二番手の予定が、予告先発の森 雄大(東北楽天)にアクシデントがあり、急きょ先発になったのだ。重圧を感じてもおかしくないところだが、「自分は運がいいと思いました」
こうした前向きさもプロで生き残っていくために必要な部分なのかもしれない。
【上沢 直之選手インタビューバックナンバー】
第89回 北海道日本ハムファイターズ 上沢 直之選手
第240回 北海道日本ハムファイターズ 上沢 直之選手【前編】
フォークを覚えたことが3年目での飛躍につながる
3年目の昨年、上沢投手は初めて1軍でキャンプをスタートさせる。そして、新しい変化球の習得に挑む。
北海道日本ハムファイターズ 上沢 直之選手
「プロを2年経験して、ここという場面で三振を奪えないと、勝てる投手にはなれないと痛感したからです。右左関係なく三振が取れるボールが必要だと。それで、ヘッドコーチの阿井 英二郎さん(元つくば秀英、川越東監督)の勧めもあり、フォークを投げる練習を始めたのです。僕には落ちる球がなかったというのもありました」
フォークを覚えたことで、投球に幅が出来た上沢投手は、一軍初登板・初先発のチャンスをつかむと、見事勝利投手に。昨シーズンは8つの勝ち星を積み重ねた。上沢投手は3年目の飛躍について「フォークを覚えたことに尽きるでしょう」とキッパリ。ただ「8勝は、年初めに設定した目標を大きく上回りましたが、負けも同じ数だったですし、成績が良かったという気持ちは全くない」という。
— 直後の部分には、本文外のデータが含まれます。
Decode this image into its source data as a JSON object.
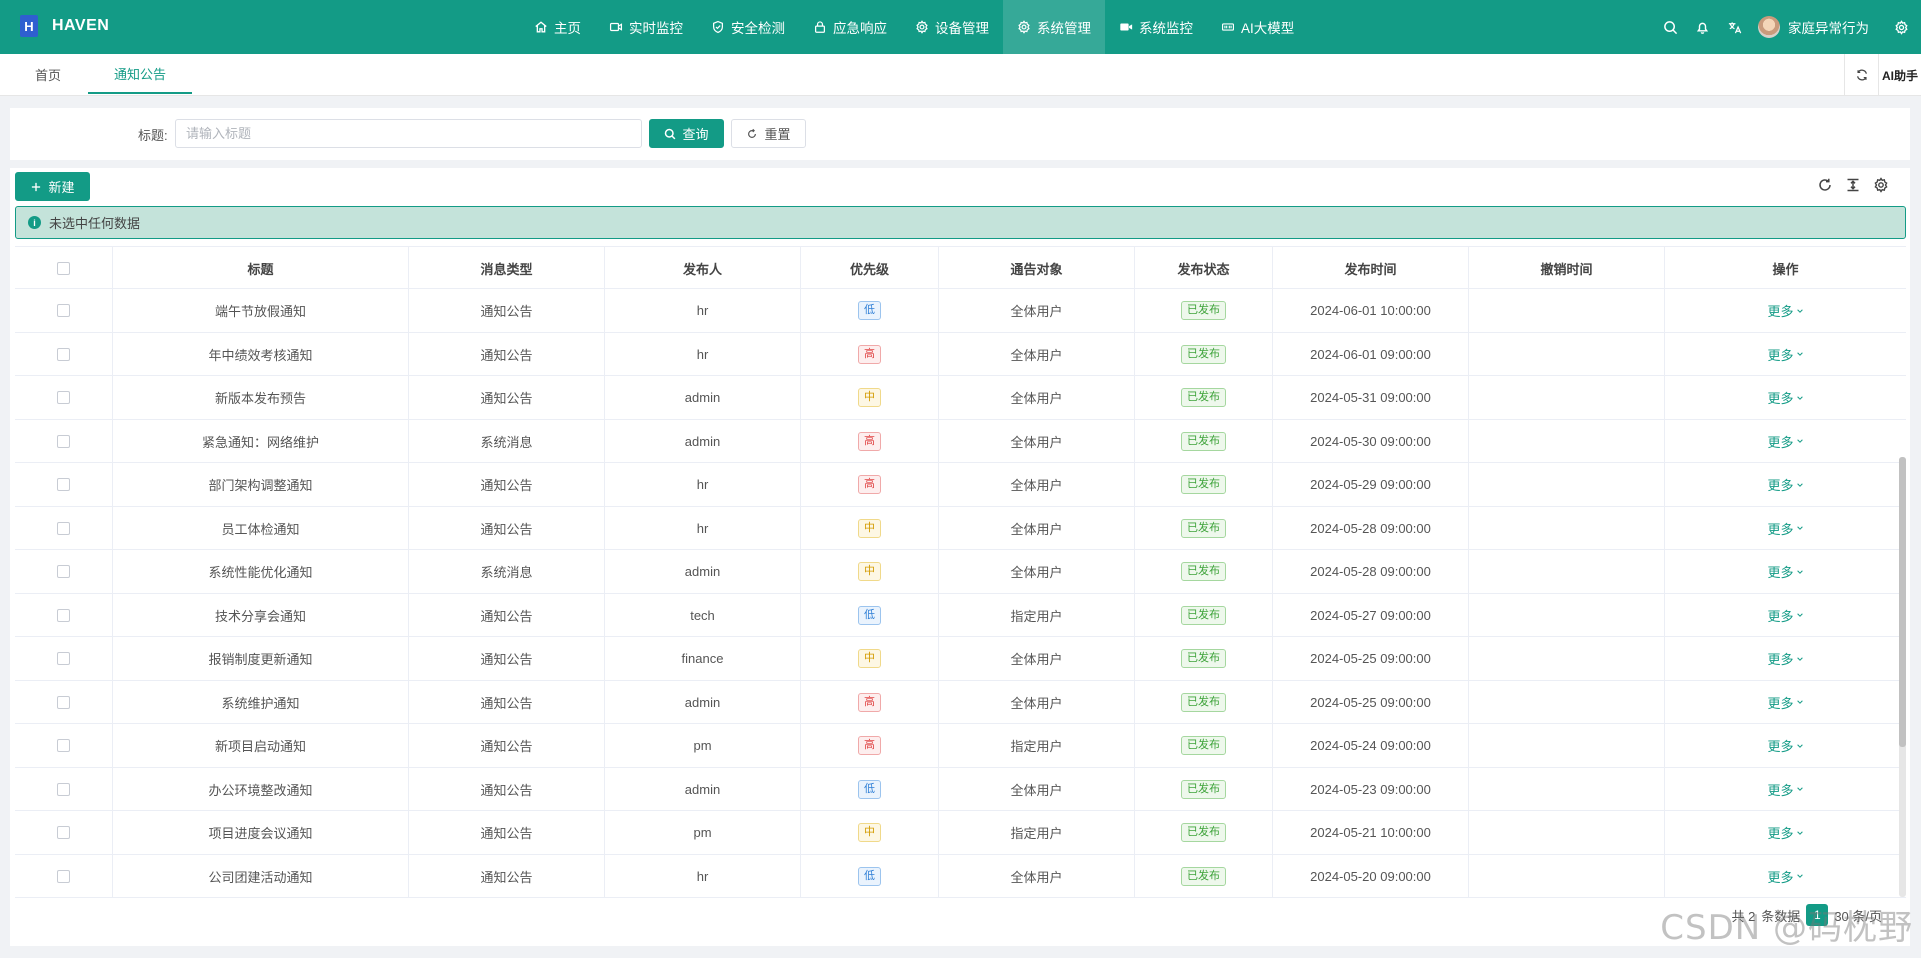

「特に後半戦ですね。なかなか調子が上がらず、同じフォームで投げられませんでした。スタミナ不足だったと思います。1年間ローテーションを守るには、フィジカル面をキープしつつ、パフォーマンスの波を作らないことが大切だと学びました」
夏場くらいには、疲れが取れないためか、夜中に1度起きてしまうことが多かったそうだ。
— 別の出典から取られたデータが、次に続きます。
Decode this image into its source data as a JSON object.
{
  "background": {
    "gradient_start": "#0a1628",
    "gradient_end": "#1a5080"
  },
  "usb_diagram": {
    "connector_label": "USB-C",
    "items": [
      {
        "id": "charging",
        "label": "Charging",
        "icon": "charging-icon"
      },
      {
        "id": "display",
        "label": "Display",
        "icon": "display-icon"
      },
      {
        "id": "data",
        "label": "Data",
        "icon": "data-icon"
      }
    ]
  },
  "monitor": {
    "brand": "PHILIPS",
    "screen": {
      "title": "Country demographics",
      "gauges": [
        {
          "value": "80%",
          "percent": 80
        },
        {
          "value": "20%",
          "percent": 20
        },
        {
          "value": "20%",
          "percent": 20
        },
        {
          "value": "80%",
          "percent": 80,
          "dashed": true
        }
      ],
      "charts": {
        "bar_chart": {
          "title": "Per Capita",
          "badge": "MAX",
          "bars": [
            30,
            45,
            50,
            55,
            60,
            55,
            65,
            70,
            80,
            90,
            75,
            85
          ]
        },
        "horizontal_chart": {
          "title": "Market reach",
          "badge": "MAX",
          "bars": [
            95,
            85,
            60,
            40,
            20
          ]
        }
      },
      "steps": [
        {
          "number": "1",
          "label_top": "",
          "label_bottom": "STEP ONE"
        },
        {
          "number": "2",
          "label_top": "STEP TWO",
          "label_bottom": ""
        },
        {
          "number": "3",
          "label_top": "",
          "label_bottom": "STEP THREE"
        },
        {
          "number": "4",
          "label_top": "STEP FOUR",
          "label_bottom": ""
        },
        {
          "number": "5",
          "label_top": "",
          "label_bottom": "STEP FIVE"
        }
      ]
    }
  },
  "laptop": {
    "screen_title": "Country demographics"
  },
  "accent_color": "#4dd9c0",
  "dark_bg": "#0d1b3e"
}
3年目の経験を踏まえ、このオフ上沢投手は「とにかく体を鍛えている」という。
「スピードもアップさせたいですね。それと、僕は調子が悪い時は、下半身が安定せず、顔が突っ込んでしまうのですが、そういう時を極力減らし、1年間同じフォームで投げられる体力をつけたいと思っています」
とは言うものの、冬場の練習は上沢投手でも「正直、なかなかモチベーションが上がらない時もあります」
「高校生もそうでしょう。ですが、やらなければ必ず自分に跳ね返ってきます。高校生も目先の練習をツライとか思わないで、その先にある大きな目標を思い描きながら、トレーニングに励んでほしいですね。高校時代を振り返ると、もう少し自分で考えて練習すれば良かった。そんな思いもあります」
上沢投手は昨シーズン終了後、サムライジャパンの21Uに選出され、第1回21Uワールドカップに出場。2試合に先発登板し、2次ラウンドの韓国戦では7回を無失点に。チームの準優勝に貢献するとともに、大会のベストナイン(先発部門)に選ばれた。この国際経験も来るシーズンの大きな糧になるだろう。インタビューの最後に今年の目標を、力強く披露してもらった。
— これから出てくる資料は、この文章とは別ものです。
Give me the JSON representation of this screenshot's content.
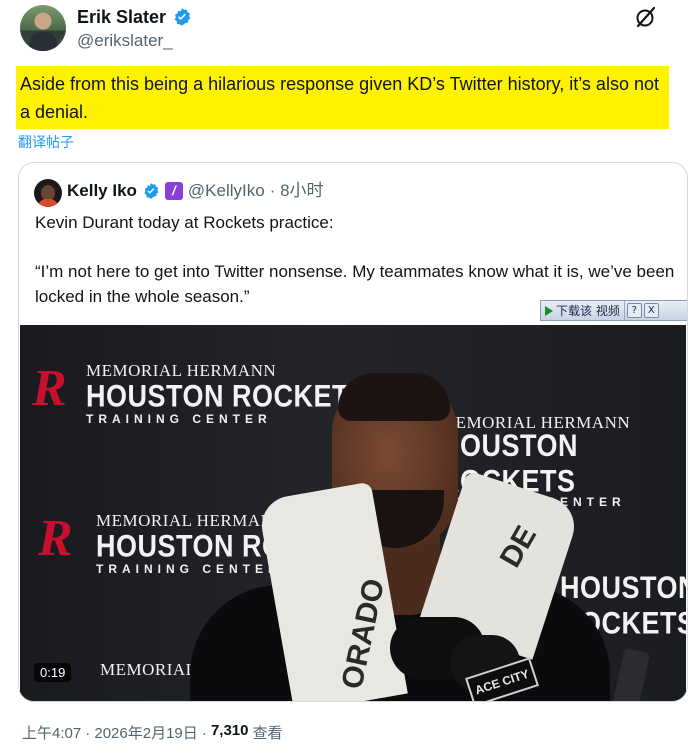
{
  "tweet": {
    "author_name": "Erik Slater",
    "author_handle": "@erikslater_",
    "text": "Aside from this being a hilarious response given KD’s Twitter history, it’s also not a denial.",
    "translate_label": "翻译帖子",
    "highlight_color": "#fff200",
    "icons": {
      "verified": "verified-badge-icon",
      "grok": "grok-icon"
    }
  },
  "quote": {
    "author_name": "Kelly Iko",
    "author_handle": "@KellyIko",
    "time": "· 8小时",
    "line1": "Kevin Durant today at Rockets practice:",
    "quote_text": "“I’m not here to get into Twitter nonsense. My teammates know what it is, we’ve been locked in the whole season.”",
    "badge_color": "#8b3fd9"
  },
  "download_bar": {
    "label": "下载该 视频",
    "help": "?",
    "close": "X"
  },
  "video": {
    "duration": "0:19",
    "backdrop": {
      "line1": "MEMORIAL HERMANN",
      "line2": "HOUSTON ROCKETS",
      "line3": "TRAINING CENTER"
    },
    "towel_text_left": "ORADO",
    "towel_text_right": "DE",
    "mic_flag": "ACE CITY"
  },
  "meta": {
    "time": "上午4:07",
    "date": "· 2026年2月19日 ·",
    "views": "7,310",
    "views_label": "查看"
  }
}
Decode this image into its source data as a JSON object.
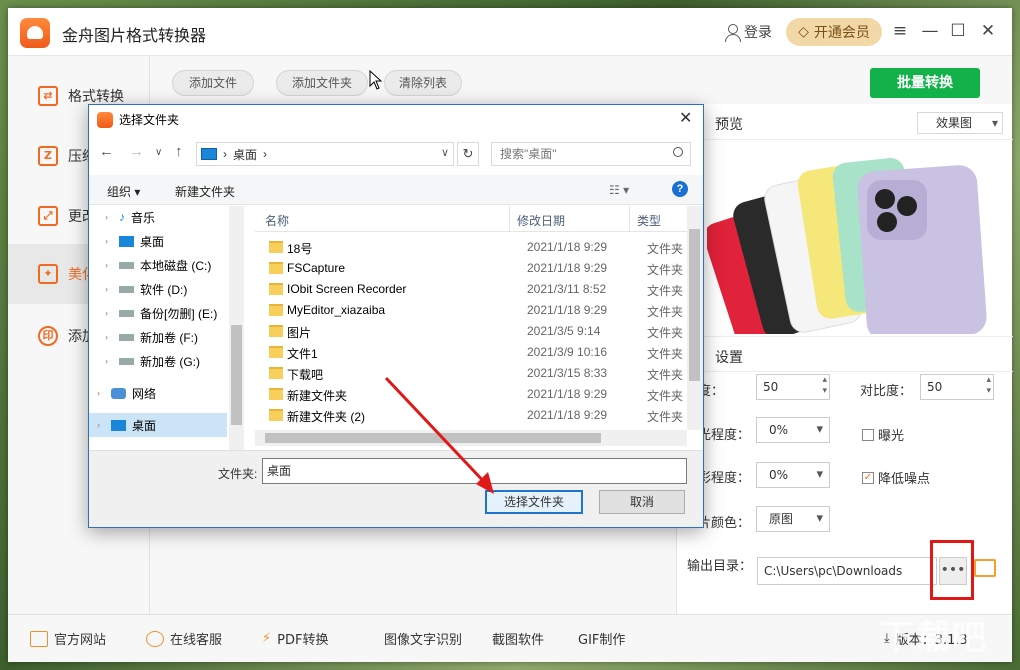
{
  "app": {
    "title": "金舟图片格式转换器",
    "login": "登录",
    "vip": "开通会员",
    "window_controls": [
      "menu-icon",
      "minimize-icon",
      "maximize-icon",
      "close-icon"
    ]
  },
  "sidebar": {
    "items": [
      {
        "label": "格式转换",
        "icon": "convert-icon"
      },
      {
        "label": "压缩",
        "icon": "compress-icon"
      },
      {
        "label": "更改",
        "icon": "resize-icon"
      },
      {
        "label": "美化",
        "icon": "beautify-icon",
        "active": true
      },
      {
        "label": "添加",
        "icon": "watermark-icon"
      }
    ]
  },
  "toolbar": {
    "add_file": "添加文件",
    "add_folder": "添加文件夹",
    "clear_list": "清除列表",
    "batch_convert": "批量转换"
  },
  "preview": {
    "label": "预览",
    "effect_select": "效果图"
  },
  "settings": {
    "label": "设置",
    "brightness_label": "度：",
    "brightness_value": "50",
    "contrast_label": "对比度：",
    "contrast_value": "50",
    "exposure_degree_label": "光程度：",
    "exposure_degree_value": "0%",
    "exposure_label": "曝光",
    "saturation_label": "彩程度：",
    "saturation_value": "0%",
    "denoise_label": "降低噪点",
    "color_label": "片颜色：",
    "color_value": "原图",
    "output_label": "输出目录：",
    "output_value": "C:\\Users\\pc\\Downloads",
    "dots": "•••"
  },
  "footer": {
    "items": [
      "官方网站",
      "在线客服",
      "PDF转换",
      "图像文字识别",
      "截图软件",
      "GIF制作"
    ],
    "version": "版本：3.1.3"
  },
  "dialog": {
    "title": "选择文件夹",
    "address": "桌面",
    "search_placeholder": "搜索\"桌面\"",
    "organize": "组织 ▾",
    "new_folder": "新建文件夹",
    "tree": [
      {
        "label": "音乐",
        "icon": "music-icon"
      },
      {
        "label": "桌面",
        "icon": "desktop-icon"
      },
      {
        "label": "本地磁盘 (C:)",
        "icon": "drive-icon"
      },
      {
        "label": "软件 (D:)",
        "icon": "drive-icon"
      },
      {
        "label": "备份[勿删] (E:)",
        "icon": "drive-icon"
      },
      {
        "label": "新加卷 (F:)",
        "icon": "drive-icon"
      },
      {
        "label": "新加卷 (G:)",
        "icon": "drive-icon"
      },
      {
        "label": "网络",
        "icon": "network-icon"
      },
      {
        "label": "桌面",
        "icon": "desktop-icon",
        "selected": true
      }
    ],
    "columns": [
      "名称",
      "修改日期",
      "类型"
    ],
    "rows": [
      {
        "name": "18号",
        "date": "2021/1/18 9:29",
        "type": "文件夹"
      },
      {
        "name": "FSCapture",
        "date": "2021/1/18 9:29",
        "type": "文件夹"
      },
      {
        "name": "IObit Screen Recorder",
        "date": "2021/3/11 8:52",
        "type": "文件夹"
      },
      {
        "name": "MyEditor_xiazaiba",
        "date": "2021/1/18 9:29",
        "type": "文件夹"
      },
      {
        "name": "图片",
        "date": "2021/3/5 9:14",
        "type": "文件夹"
      },
      {
        "name": "文件1",
        "date": "2021/3/9 10:16",
        "type": "文件夹"
      },
      {
        "name": "下载吧",
        "date": "2021/3/15 8:33",
        "type": "文件夹"
      },
      {
        "name": "新建文件夹",
        "date": "2021/1/18 9:29",
        "type": "文件夹"
      },
      {
        "name": "新建文件夹 (2)",
        "date": "2021/1/18 9:29",
        "type": "文件夹"
      }
    ],
    "folder_label": "文件夹:",
    "folder_value": "桌面",
    "select_button": "选择文件夹",
    "cancel_button": "取消"
  }
}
「二桁勝利と貯金を作ることです。もう、そういう立場だと思います。そのためにも1年間しっかりローテを守って、規定投球回数に到達するつもりです」
そう力強く語った上沢投手の今シーズンの活躍がとても楽しみです。
前回登場時の写真を見ると、まだ少年という感じで、あどけなさが残っていた上沢投手。3年を経て、目の前に現れた上沢投手は、別人のように、すっかりプロ選手としての風格が漂っていました。
また、お話しを伺った中で、印象深かったのは、何より、専大松戸の持丸監督との出会いです。名将からの教えを受け、真っ直ぐに育っていった上沢投手。もちろん、まだ野球を本格的に始めて丸5年しか経っていないということを考えると、今後の成長が実に楽しみな投手です。
昨シーズンは、後半戦でスタミナ不足だったと気付いた上沢投手。夏場には疲れが取れず、夜中に起きてしまうこともあったと語っていましたが、プロアスリートも多く愛用している寝具「Air(東京西川)」に変えたり、コンディション作りを自ら見直す中で、そういった悩みは改善していったと答える場面も。
これから、まだ体を作り上げていく投手なだけに、日頃から、コンディショニングへの意識はとても高いようでした。
また、2月からキャンプが始まりますが、さらなる活躍を楽しみにしています!